Cédric avait bien reçu ce reproche muet. C’était vrai, l’ambiance n’était pas au top. Il faut dire que les résidents étaient de plus en plus vieux, de plus en plus grabataires et qu’il ne savait guère comment y faire face.

Il faisait en sorte qu’une bonne partie des résidents soient dans la salle commune l’après-midi. Mais bien peu répondaient à ses sollicitations... Quant à ceux dont l’esprit était dans la lune, il ne savait que faire avec eux. Ils perturbaient toute la salle. Les noms d’oiseaux fusaient… Heureusement qu’ils ne pouvaient plus se bagarrer…

Il invoqua dans son esprit Cédrichounet. C’était un personnage intérieur qu’il avait créé et qui jetait toujours un regard cynique sur Cédric. Tu crois vraiment, mon petit Cédric, que le directeur n’a qu’un but dans la vie, te harceler ? Tu ne crois pas qu’il est juste lassé de cette ambiance glabre qui saisit chacun dès qu’il pose en pied dans l’EHPAD ? Qu’est-ce que tu pourrais faire avec ces enfants de maternelle, hein, tu ne vas tout de même pas juste les inviter et puis on verra, non ? Ils vont prendre peur ces petits avec Mme Truc qui hurle tout le temps, avec M. Machin qui cherche constamment ses bêtes ou Melle Chose qui parle à sa poupée comme à une petite fille…

Bon, se dit-il, je vais préparer cela.

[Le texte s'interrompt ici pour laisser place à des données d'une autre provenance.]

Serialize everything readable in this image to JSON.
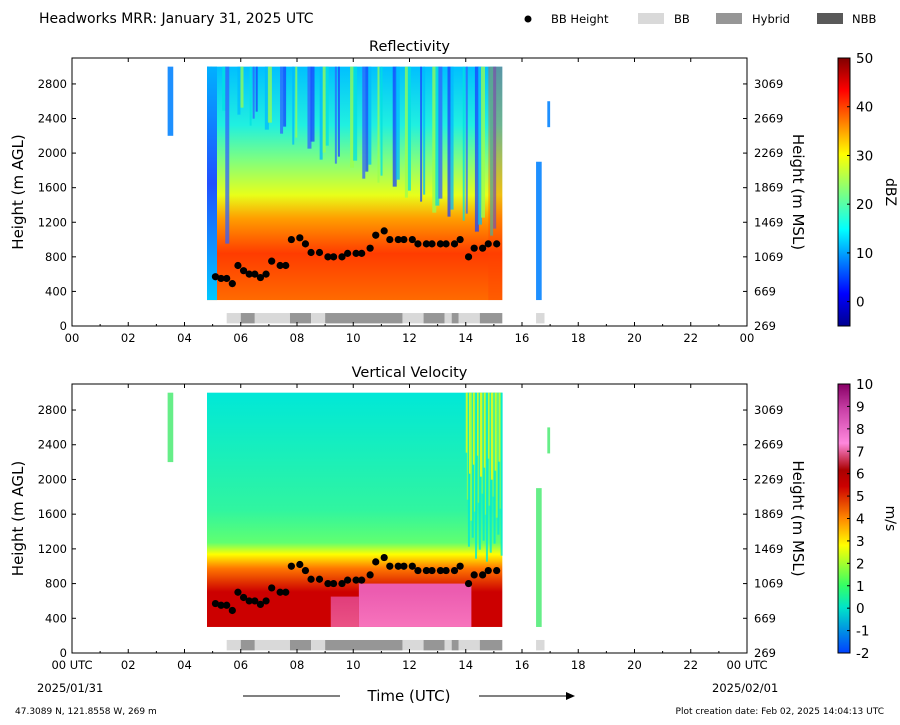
{
  "header": {
    "title": "Headworks MRR:  January 31, 2025 UTC",
    "legend": [
      {
        "label": "BB Height",
        "marker": "dot",
        "color": "#000000"
      },
      {
        "label": "BB",
        "marker": "box",
        "color": "#d9d9d9"
      },
      {
        "label": "Hybrid",
        "marker": "box",
        "color": "#969696"
      },
      {
        "label": "NBB",
        "marker": "box",
        "color": "#595959"
      }
    ]
  },
  "footer": {
    "location": "47.3089 N, 121.8558 W, 269 m",
    "creation": "Plot creation date: Feb 02, 2025 14:04:13 UTC",
    "xlabel": "Time (UTC)",
    "start_date": "2025/01/31",
    "end_date": "2025/02/01"
  },
  "chart_data": [
    {
      "type": "heatmap",
      "title": "Reflectivity",
      "xlabel": "Time (UTC)",
      "ylabel": "Height (m AGL)",
      "ylabel_right": "Height (m MSL)",
      "xlim": [
        0,
        24
      ],
      "ylim": [
        0,
        3100
      ],
      "x_ticks": [
        "00",
        "02",
        "04",
        "06",
        "08",
        "10",
        "12",
        "14",
        "16",
        "18",
        "20",
        "22",
        "00"
      ],
      "y_ticks": [
        0,
        400,
        800,
        1200,
        1600,
        2000,
        2400,
        2800
      ],
      "y_ticks_right": [
        269,
        669,
        1069,
        1469,
        1869,
        2269,
        2669,
        3069
      ],
      "colorbar": {
        "label": "dBZ",
        "range": [
          -5,
          50
        ],
        "ticks": [
          0,
          10,
          20,
          30,
          40,
          50
        ],
        "colormap": "jet"
      },
      "data_extent": {
        "x": [
          4.8,
          15.3
        ],
        "y": [
          300,
          3000
        ]
      },
      "echo_segments": [
        [
          3.4,
          3.6,
          2200,
          3000
        ],
        [
          16.9,
          17.0,
          2300,
          2600
        ],
        [
          16.5,
          16.7,
          300,
          1900
        ]
      ]
    },
    {
      "type": "heatmap",
      "title": "Vertical Velocity",
      "xlabel": "Time (UTC)",
      "ylabel": "Height (m AGL)",
      "ylabel_right": "Height (m MSL)",
      "xlim": [
        0,
        24
      ],
      "ylim": [
        0,
        3100
      ],
      "x_ticks": [
        "00 UTC",
        "02",
        "04",
        "06",
        "08",
        "10",
        "12",
        "14",
        "16",
        "18",
        "20",
        "22",
        "00 UTC"
      ],
      "y_ticks": [
        0,
        400,
        800,
        1200,
        1600,
        2000,
        2400,
        2800
      ],
      "y_ticks_right": [
        269,
        669,
        1069,
        1469,
        1869,
        2269,
        2669,
        3069
      ],
      "colorbar": {
        "label": "m/s",
        "range": [
          -2,
          10
        ],
        "ticks": [
          -2,
          -1,
          0,
          1,
          2,
          3,
          4,
          5,
          6,
          7,
          8,
          9,
          10
        ],
        "colormap": "velocity"
      },
      "data_extent": {
        "x": [
          4.8,
          15.3
        ],
        "y": [
          300,
          3000
        ]
      },
      "echo_segments": [
        [
          3.4,
          3.6,
          2200,
          3000
        ],
        [
          16.9,
          17.0,
          2300,
          2600
        ],
        [
          16.5,
          16.7,
          300,
          1900
        ]
      ]
    }
  ],
  "bb_height": {
    "x": [
      5.1,
      5.3,
      5.5,
      5.7,
      5.9,
      6.1,
      6.3,
      6.5,
      6.7,
      6.9,
      7.1,
      7.4,
      7.6,
      7.8,
      8.1,
      8.3,
      8.5,
      8.8,
      9.1,
      9.3,
      9.6,
      9.8,
      10.1,
      10.3,
      10.6,
      10.8,
      11.1,
      11.3,
      11.6,
      11.8,
      12.1,
      12.3,
      12.6,
      12.8,
      13.1,
      13.3,
      13.6,
      13.8,
      14.1,
      14.3,
      14.6,
      14.8,
      15.1
    ],
    "y": [
      570,
      550,
      550,
      490,
      700,
      640,
      600,
      600,
      560,
      600,
      750,
      700,
      700,
      1000,
      1020,
      950,
      850,
      850,
      800,
      800,
      800,
      840,
      840,
      840,
      900,
      1050,
      1100,
      1000,
      1000,
      1000,
      1000,
      950,
      950,
      950,
      950,
      950,
      950,
      1000,
      800,
      900,
      900,
      950,
      950
    ]
  },
  "bb_type_bar": [
    {
      "type": "BB",
      "start": 5.5,
      "end": 6.0
    },
    {
      "type": "Hybrid",
      "start": 6.0,
      "end": 6.5
    },
    {
      "type": "BB",
      "start": 6.5,
      "end": 7.75
    },
    {
      "type": "Hybrid",
      "start": 7.75,
      "end": 8.5
    },
    {
      "type": "BB",
      "start": 8.5,
      "end": 9.0
    },
    {
      "type": "Hybrid",
      "start": 9.0,
      "end": 11.75
    },
    {
      "type": "BB",
      "start": 11.75,
      "end": 12.5
    },
    {
      "type": "Hybrid",
      "start": 12.5,
      "end": 13.25
    },
    {
      "type": "BB",
      "start": 13.25,
      "end": 13.5
    },
    {
      "type": "Hybrid",
      "start": 13.5,
      "end": 13.75
    },
    {
      "type": "BB",
      "start": 13.75,
      "end": 14.5
    },
    {
      "type": "Hybrid",
      "start": 14.5,
      "end": 15.3
    },
    {
      "type": "BB",
      "start": 16.5,
      "end": 16.8
    }
  ]
}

Alors, comment expliquer à des enfants de 5 ans que les attitudes dramatiques de certains résidents ne sont qu’une conséquence de la maladie ?

Je pourrais faire simple : « Vous savez les enfants que certaines personnes âgées ont une maladie de la mémoire. Par exemple, elles oublient les mots pour dire qu’elles sont en colère. Alors elles disent des gros mots. Cela ne veut pas dire qu’elles sont méchantes…. »

Bon, c’est pas mal, cela, pensa-t-il.

« Parfois, elles ne se reconnaissent pas dans le miroir, elles croient que c’est quelqu’un d’autre. Cela peut leur faire peur… » « Parfois aussi, elles croient que des enfants de l’école sont leurs enfants mais ce n’est pas très grave… » « Et puis vous verrez, certains pensent qu’ils vivent autrefois, par exemple ils veulent aller chercher leurs vaches alors qu’ils ne s’en occupent plus depuis longtemps… » « A part cela, elles ont beaucoup d’histoires à raconter sur comment était la vie il y a très longtemps et surtout elles sont très contentes que vous veniez les voir… »

Cédric s’était ressaisi, il verrait l’instit et parlerait de cela avec elle. Cela devrait bien marcher.

Il allait aussi prendre les choses avec plus de légèreté. Faire en sorte que tout événement indésirable ait des conséquences heureuses. Il lui suffirait de rebondir sur des mots et chaque fois, poser une question. Finalement, ses animations étaient trop didactiques : il programmait, prévoyait et stressait si cela ne marchait pas. Il lui fallait davantage improviser, ne pas se centrer sur ses activités mais sur les résidents.

« Merci Cédrichounet » murmura-t-il. « Désormais, je ne vais plus me prendre la tête avec des projets savamment écrits et qui vont dans le mur. Je vais expérimenter et je ne conserverai que ce qui marche, c’est quand même plus simple… » « De rien » lui répondit Cédrichounet « désormais ru na vas plus réussir à échouer… »

Un dialogue avec soi-même n’est jamais plus fructueux que lorsque les personnages sont truculents, pensa-t-il. Tout était dit.